Mohamed maintains her frantic prose with an incredibly rollicking story involving the revival of the Elder Gods to fight the Ancient Ones. It pulls from ideas that were set up both in books one and two, and definitely benefits from a quick re-read of the others. It isn’t absolutely necessary, but there were a few details that I was thankful for refreshing myself on before giving the final book its due attention. At times it feels like Mohamed just throws something at the reader to force an obstacle in the character’s paths, but it didn’t really bother me here. The previous books always focused on Nick and Johnny, and the final book doesn’t stray from that. It builds up an epic fight for the end, but doesn’t rely on it to drive the story.

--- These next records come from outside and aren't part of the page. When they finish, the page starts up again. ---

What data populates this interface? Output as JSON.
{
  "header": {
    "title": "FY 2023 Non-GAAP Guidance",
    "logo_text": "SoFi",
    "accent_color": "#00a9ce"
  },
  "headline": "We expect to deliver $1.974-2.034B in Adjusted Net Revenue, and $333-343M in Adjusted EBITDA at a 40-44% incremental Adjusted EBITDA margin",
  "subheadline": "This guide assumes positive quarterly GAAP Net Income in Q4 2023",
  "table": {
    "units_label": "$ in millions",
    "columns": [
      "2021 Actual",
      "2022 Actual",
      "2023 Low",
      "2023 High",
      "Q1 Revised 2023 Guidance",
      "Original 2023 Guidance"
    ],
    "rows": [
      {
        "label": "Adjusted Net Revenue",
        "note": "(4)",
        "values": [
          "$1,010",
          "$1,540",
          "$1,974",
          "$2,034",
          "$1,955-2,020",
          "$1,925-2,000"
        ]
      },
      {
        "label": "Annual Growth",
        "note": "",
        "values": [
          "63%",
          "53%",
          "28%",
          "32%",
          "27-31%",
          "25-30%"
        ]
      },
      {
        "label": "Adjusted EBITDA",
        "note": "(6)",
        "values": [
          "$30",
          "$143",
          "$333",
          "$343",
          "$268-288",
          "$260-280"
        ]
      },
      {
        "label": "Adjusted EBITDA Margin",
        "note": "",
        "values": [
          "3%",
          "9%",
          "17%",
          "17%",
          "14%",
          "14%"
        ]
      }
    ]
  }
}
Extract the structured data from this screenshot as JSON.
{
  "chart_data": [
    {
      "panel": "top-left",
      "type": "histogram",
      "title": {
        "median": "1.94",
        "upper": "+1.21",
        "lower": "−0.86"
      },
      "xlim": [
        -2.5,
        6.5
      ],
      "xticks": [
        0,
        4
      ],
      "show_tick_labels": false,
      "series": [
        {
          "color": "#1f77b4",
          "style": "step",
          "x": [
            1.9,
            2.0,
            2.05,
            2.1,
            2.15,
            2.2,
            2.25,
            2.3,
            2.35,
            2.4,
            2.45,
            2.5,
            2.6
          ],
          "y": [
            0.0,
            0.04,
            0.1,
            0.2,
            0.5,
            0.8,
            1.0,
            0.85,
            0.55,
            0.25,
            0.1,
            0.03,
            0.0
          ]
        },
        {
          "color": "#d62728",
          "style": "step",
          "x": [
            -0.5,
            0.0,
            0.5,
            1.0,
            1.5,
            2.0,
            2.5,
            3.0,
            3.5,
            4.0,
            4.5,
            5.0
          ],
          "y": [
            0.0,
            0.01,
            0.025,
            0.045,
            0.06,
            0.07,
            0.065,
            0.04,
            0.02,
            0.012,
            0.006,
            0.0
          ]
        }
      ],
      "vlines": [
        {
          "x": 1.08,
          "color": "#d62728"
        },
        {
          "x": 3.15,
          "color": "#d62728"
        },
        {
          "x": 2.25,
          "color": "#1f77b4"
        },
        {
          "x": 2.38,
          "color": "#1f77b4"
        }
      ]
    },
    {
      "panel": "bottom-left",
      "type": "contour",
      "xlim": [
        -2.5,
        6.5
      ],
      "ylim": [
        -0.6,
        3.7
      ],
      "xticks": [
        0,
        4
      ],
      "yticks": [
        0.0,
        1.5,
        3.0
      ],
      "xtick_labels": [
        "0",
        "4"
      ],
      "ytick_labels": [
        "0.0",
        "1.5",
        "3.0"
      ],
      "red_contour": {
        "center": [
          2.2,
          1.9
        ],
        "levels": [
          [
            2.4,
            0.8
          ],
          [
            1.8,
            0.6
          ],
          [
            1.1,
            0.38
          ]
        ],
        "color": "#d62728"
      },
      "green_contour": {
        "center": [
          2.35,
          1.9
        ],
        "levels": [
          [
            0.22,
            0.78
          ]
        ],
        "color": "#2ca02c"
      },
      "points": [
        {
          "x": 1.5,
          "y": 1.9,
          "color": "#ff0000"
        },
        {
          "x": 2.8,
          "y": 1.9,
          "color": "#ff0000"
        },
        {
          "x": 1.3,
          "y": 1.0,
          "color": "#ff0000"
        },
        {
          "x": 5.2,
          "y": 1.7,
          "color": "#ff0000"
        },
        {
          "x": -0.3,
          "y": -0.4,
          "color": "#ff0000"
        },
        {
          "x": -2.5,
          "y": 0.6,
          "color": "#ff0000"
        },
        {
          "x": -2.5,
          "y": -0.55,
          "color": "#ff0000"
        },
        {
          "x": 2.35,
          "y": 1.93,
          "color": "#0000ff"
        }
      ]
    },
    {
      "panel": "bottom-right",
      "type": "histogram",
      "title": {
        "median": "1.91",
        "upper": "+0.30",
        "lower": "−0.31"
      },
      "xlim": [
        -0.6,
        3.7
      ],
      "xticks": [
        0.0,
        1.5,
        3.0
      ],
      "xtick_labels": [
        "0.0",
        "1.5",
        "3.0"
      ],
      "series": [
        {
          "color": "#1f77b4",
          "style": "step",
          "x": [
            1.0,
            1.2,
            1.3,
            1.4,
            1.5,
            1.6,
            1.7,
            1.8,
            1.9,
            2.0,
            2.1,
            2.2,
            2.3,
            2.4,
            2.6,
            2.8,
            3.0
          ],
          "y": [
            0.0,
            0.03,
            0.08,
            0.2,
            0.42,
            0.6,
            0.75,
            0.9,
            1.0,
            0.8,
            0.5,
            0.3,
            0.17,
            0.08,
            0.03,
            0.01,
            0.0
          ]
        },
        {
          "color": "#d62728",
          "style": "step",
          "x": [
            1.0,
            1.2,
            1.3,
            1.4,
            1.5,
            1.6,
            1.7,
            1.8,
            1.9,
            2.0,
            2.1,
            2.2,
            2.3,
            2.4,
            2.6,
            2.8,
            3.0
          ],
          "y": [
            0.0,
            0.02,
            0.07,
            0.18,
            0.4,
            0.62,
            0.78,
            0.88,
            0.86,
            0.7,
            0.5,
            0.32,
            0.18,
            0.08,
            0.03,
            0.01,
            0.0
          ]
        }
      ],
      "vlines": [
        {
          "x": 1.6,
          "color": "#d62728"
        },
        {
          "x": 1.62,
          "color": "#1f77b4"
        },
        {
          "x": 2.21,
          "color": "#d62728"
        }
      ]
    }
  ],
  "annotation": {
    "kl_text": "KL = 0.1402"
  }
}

Lastly, Mohamed still plays with the class and racial aspects to Yenu and Nick’s relationship. She muddies the water a little bit this time, inverting their power dynamics a little bit. Yenu still has Johnny’s flair for the impossible schemes, the need to assert power over Them, but it has a different nature this time. She’s still unpredictable and untrustworthy based on her history, but it feels less distinct. Nick, however, is calling from inside the house. His passivity towards the Ancient Ones, and active hostility towards the rebels’ desires of freedom make him an enemy to his older self. Not to mention, he can’t decide whether Yenu should be stopped because she’s a tool of the Ancient Ones or because she’s going to get everyone killed. It’s not as clear cut this time around and it adds to the tension quite a bit.
I’m sure some folks will be frustrated by Mohamed’s intensely chaotic nature in these books, but it’s what I’ve come to expect of her, and she always delivers in spades. I can count on her for incredible internal thoughts, fun pop-culture references (subjective I know, and I generally dislike them), and painful but truthful relationship dynamics. I’m so glad I picked up Beneath the Rising when it came out, and even more glad I gave the last book another shot after some time away from my spring slump. If you haven’t given this series a shot yet, and you want a fun yet critical portrayal of Lovecraftian lore that respects the ideas it can strive for, definitely pick up Premee Mohamed’s Beneath the Rising Trilogy. And if you have finished book two, and haven’t finished the series, it’s worth your time. It definitely was worth mine.